Learning Code Change Semantics for Patch Correctness Assessment in Program Repair

State-of-the-art APR techniques currently produce patches that are manually evaluated as overfitting, and these overfitting patches often worsen the original program, leading to negative effects such as introducing security vulnerabilities and removing useful features. This obstructs the development of APR techniques that rely on feedback from correctly generated patches, and the expense of developers’ manual debugging has shifted to evaluating patch correctness. Automated assessment of patch correctness has the potential to reduce patch validation costs and accelerate the identification of practically correct patches, making it easier for developers to adopt APR techniques. While the proposed approaches have been demonstrated to be effective in the literature, several challenges remain unexplored and warrant further investigation.

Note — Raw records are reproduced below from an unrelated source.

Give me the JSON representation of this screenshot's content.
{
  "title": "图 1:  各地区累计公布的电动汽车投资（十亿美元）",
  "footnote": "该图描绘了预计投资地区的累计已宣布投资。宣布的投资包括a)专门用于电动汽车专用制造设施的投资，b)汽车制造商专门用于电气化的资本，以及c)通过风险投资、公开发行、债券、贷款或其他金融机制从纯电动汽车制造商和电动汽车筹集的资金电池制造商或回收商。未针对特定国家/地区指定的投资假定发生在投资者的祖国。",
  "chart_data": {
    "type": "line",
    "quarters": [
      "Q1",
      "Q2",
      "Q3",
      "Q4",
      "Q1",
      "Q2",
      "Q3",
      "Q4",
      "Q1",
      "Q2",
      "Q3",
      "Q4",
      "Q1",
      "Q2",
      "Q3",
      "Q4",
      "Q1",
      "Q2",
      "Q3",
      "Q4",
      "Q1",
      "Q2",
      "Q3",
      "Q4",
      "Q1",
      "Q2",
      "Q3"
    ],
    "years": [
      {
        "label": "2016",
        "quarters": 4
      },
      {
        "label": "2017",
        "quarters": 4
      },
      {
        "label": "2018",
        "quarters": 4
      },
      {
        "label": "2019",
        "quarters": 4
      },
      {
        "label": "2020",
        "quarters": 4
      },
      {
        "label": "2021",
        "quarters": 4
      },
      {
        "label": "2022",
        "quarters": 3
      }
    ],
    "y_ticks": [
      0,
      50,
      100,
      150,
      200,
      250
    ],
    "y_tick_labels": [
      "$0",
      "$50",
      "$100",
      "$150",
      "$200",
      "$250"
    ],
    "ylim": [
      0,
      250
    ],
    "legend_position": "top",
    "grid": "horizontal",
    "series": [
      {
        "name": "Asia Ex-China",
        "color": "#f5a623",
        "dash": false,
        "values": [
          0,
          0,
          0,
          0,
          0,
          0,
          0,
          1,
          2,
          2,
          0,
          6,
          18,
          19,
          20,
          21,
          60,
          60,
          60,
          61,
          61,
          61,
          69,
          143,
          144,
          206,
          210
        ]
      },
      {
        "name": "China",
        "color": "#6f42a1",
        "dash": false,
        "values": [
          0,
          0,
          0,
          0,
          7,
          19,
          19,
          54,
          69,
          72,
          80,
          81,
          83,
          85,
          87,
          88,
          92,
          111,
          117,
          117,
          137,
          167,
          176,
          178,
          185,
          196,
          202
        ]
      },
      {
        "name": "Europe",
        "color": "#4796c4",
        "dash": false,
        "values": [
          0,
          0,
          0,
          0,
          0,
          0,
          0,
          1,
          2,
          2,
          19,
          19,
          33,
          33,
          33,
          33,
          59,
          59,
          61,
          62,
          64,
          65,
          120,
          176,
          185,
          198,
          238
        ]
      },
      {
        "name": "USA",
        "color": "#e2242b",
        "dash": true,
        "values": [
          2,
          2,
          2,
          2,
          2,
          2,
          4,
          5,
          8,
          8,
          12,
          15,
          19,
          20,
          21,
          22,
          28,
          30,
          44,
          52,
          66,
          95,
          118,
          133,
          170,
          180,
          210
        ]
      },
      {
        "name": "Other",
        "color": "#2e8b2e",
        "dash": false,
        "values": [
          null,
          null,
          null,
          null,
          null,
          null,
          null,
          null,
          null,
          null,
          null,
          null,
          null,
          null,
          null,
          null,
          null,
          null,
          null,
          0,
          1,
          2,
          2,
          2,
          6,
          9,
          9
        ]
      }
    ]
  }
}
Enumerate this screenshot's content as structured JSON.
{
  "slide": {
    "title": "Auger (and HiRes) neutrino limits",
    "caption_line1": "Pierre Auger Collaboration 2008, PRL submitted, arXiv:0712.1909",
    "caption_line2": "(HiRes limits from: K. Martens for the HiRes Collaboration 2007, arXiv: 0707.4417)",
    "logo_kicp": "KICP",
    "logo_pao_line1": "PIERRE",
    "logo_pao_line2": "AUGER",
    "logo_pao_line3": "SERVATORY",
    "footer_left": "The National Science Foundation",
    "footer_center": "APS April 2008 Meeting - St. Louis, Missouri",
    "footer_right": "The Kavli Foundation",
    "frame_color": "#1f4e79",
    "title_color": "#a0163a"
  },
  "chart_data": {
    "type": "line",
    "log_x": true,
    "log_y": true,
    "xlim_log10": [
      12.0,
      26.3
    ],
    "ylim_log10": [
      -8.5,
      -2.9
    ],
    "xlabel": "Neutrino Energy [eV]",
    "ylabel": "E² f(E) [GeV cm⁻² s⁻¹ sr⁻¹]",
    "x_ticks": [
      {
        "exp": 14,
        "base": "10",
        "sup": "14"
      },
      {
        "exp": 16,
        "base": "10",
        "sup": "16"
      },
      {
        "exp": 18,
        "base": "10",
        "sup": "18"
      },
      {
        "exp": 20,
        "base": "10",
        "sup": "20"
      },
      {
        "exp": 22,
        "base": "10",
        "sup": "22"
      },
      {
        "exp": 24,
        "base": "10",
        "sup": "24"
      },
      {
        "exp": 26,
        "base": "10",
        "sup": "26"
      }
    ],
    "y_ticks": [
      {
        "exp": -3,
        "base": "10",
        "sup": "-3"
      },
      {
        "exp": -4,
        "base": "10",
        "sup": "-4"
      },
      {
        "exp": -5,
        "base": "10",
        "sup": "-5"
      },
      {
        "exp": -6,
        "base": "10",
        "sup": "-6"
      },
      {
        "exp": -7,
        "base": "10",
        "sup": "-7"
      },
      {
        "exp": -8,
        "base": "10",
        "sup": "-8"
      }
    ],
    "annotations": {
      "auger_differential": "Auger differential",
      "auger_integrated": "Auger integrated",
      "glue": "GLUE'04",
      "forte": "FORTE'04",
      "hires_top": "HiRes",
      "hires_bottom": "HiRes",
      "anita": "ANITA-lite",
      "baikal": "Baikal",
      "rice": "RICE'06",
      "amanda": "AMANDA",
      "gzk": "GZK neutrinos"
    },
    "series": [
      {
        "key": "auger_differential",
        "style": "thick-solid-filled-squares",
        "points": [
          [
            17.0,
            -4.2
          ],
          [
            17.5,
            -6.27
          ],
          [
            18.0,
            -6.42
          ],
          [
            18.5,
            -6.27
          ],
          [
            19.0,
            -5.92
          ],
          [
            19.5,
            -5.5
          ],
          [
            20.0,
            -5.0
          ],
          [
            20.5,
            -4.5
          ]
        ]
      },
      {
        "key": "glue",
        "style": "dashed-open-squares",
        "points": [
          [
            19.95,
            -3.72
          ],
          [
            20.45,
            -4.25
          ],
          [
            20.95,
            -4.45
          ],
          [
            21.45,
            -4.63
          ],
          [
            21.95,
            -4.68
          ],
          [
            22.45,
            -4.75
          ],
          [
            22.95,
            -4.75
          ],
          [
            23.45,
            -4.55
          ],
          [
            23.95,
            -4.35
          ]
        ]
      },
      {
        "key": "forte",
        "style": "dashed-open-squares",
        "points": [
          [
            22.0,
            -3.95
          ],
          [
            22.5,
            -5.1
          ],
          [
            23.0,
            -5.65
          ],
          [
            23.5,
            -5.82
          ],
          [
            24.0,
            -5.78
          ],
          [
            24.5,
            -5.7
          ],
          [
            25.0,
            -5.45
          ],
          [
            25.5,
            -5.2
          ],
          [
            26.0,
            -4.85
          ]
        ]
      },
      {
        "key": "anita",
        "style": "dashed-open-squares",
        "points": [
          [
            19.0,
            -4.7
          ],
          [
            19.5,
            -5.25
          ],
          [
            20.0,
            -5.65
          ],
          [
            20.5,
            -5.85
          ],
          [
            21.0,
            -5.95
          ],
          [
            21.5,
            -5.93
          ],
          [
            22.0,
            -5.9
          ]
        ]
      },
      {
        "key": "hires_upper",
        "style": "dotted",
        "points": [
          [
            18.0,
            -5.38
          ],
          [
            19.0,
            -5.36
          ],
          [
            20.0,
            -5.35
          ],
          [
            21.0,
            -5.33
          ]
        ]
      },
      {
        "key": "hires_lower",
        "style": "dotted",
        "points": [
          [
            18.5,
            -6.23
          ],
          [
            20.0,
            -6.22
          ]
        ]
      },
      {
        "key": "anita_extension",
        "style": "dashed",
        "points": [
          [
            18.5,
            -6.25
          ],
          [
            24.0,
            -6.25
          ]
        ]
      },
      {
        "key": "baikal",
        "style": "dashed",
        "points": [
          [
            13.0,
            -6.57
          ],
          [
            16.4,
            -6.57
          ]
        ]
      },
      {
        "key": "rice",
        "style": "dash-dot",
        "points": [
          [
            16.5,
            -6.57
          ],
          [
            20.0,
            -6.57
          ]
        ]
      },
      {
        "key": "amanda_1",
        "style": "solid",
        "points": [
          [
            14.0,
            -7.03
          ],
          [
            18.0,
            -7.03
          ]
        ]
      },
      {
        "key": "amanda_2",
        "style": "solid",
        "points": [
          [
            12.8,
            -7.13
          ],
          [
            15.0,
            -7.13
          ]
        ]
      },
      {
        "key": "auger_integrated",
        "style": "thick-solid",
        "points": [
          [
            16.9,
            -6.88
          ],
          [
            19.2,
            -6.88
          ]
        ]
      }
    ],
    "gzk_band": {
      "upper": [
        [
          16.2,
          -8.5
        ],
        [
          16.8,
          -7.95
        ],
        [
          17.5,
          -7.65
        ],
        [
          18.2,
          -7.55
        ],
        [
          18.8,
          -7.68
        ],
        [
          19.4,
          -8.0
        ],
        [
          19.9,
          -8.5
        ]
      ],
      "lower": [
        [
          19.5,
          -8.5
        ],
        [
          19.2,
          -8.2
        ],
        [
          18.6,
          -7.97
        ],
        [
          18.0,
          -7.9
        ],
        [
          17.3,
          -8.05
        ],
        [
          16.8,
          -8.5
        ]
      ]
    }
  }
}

This thesis begins with an empirical analysis of a prevalent hypothesis concerning patch correctness, leading to the establishment of a patch correctness prediction framework based on representation learning. Second, we propose to validate correct patches by proposing a novel heuristic on the relationship between patches and their associated failing test cases. Lastly, we present a novel perspective to assess patch correctness with natural language processing. Our contributions to the research field through this thesis are as follows: 1) assessing the feasibility of utilizing advancements in deep representation learning to generate patch embeddings suitable for reasoning about correctness. Consequently, we establish Leopard, a supervised learning- based patch correctness prediction framework. 2) comparing code embeddings and engineered features for patch correctness prediction, and investigating their combination in Panther (an upgraded version of Leopard) for more accurate classification. Additionally, we use the SHAP explainability model to reveal the essential aspects of patch correctness by interpreting underlying causes of prediction performance across features and classifiers. 3) presenting and validating a key hypothesis: when different programs fail to pass similar test cases, it is likely that these programs require similar code changes. Based on this heuristic, we propose BATS, an approach predicting patch correctness by statically comparing generated patches against previous correct patches failing on similar tests. 4) proposing a novel perspective to patch correctness assessment: a correct patch implements changes that answer to the issue caused by the buggy behavior. By leveraging bug reports to offer an explicit description of the bug, we build Quatrain, a supervised learning approach that utilizes a deep NLP model to predict the relevance between a bug report and a patch description.